On the worst day at Euromaidan, a handful of guns started appearing among protesters at the frontline.  Someone had told me that protesters had stockpiled over three thousand firearms (unverified).  In many ways, given that men with clubs and stones were running into sniper fire from government forces it was not surprising, but then on another level this could very easily have spiraled out of control.   There are other recent examples where non-violent resistance became gradually more and more violent – each side dealing lower and lower blows – until eventually it was all out civil war.  I am so incredibly glad that has been avoided in the Ukraine so far, and while many voices rightfully express concern about finding a consensus moving forward, I think it’s OK to pause for just one moment and be grateful for what Ukraine avoided.

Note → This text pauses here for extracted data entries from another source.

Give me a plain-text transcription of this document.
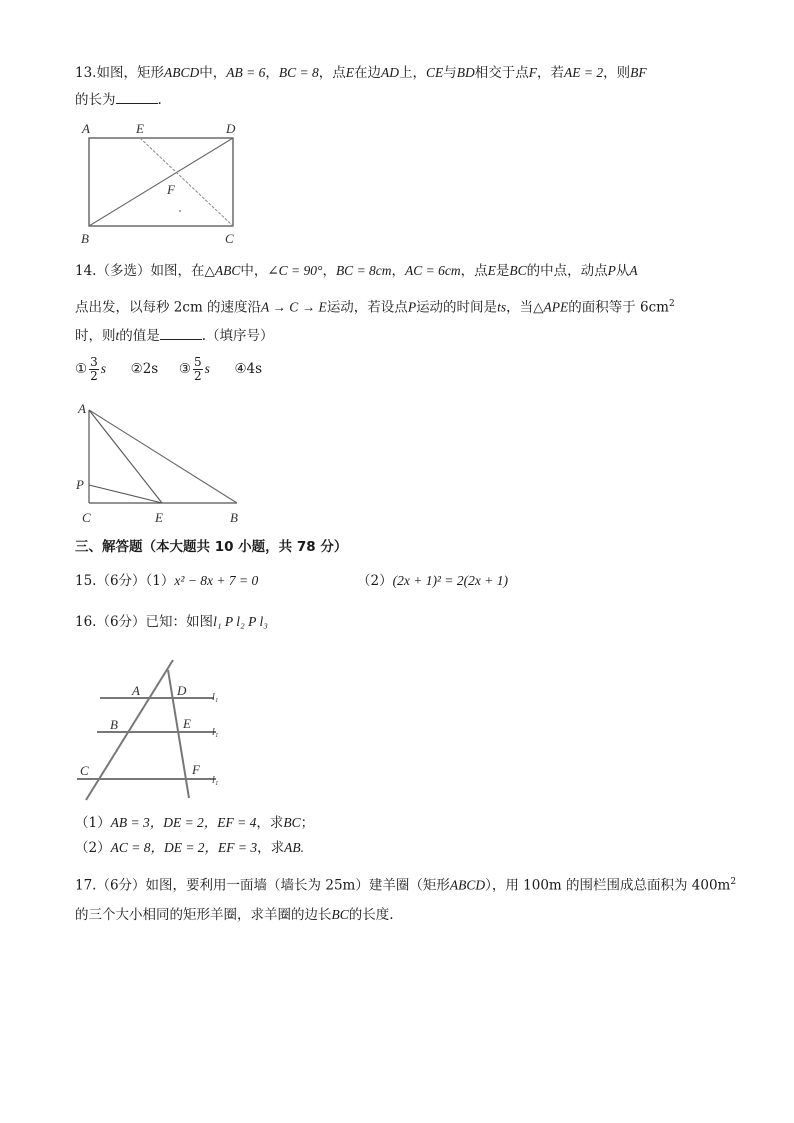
13.如图，矩形ABCD中，AB = 6，BC = 8，点E在边AD上，CE与BD相交于点F，若AE = 2，则BF
的长为	.
A	E	D
F
B	C
14.（多选）如图，在△ABC中，∠C = 90°，BC = 8cm，AC = 6cm，点E是BC的中点，动点P从A
点出发，以每秒 2cm 的速度沿A → C → E运动，若设点P运动的时间是ts，当△APE的面积等于 $6cm^2$
时，则t的值是	.（填序号）
① $\frac{3}{2}$ s ②2s ③ $\frac{5}{2}$ s ④4s
A
P
C	E	B
三、解答题（本大题共 10 小题，共 78 分）
15.（6分）（1）x² − 8x + 7 = 0	（2）(2x + 1)² = 2(2x + 1)
16.（6分）已知：如图l₁ P l₂ P l₃
A	D	l₁
B	E
l₁
C	F
l₁
（1）AB = 3，DE = 2，EF = 4，求BC；
（2）AC = 8，DE = 2，EF = 3，求AB.
17.（6分）如图，要利用一面墙（墙长为 25m）建羊圈（矩形ABCD），用 100m 的围栏围成总面积为 $400m^2$
的三个大小相同的矩形羊圈，求羊圈的边长BC的长度.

Protester with gun at the front barricade as violence escalates in Kiev

Leaving Kiev

Going home from the afflicted areas of the world is always a shock.  I go from a world where people are fighting for their lives or livelihoods, or to have their voice heard, to another where people take little interest in how their country is run, brand all politics boring, and think we’re going to have a revolution by not voting.  Many rely on a social platform like facebook to get their news, and even still object to anything political being posted because life is easier without it.  And yet viewing through the prism of world affairs we, unjustly,are the ones with a system that gives us a level of untroubled living – one that anesthetises our senses to our catastrophic policies in other parts of the world.  We are now a rich suburbia of the world- the battles we fight are thousands of miles away, and the houses and cars we have make us collectively the world’s ‘elite’.  We, collectively, are the bankers that we talk of.

Ukraine has shown me how things can change though, and how trouble can arrive at your doorstep.  And I wonder how long it will be, with our hands off the steering wheel, that the car veers off the road and crashes.  We need to vote, we need new political parties, we need young people in politics, and we need to get our hands back on the steering wheel.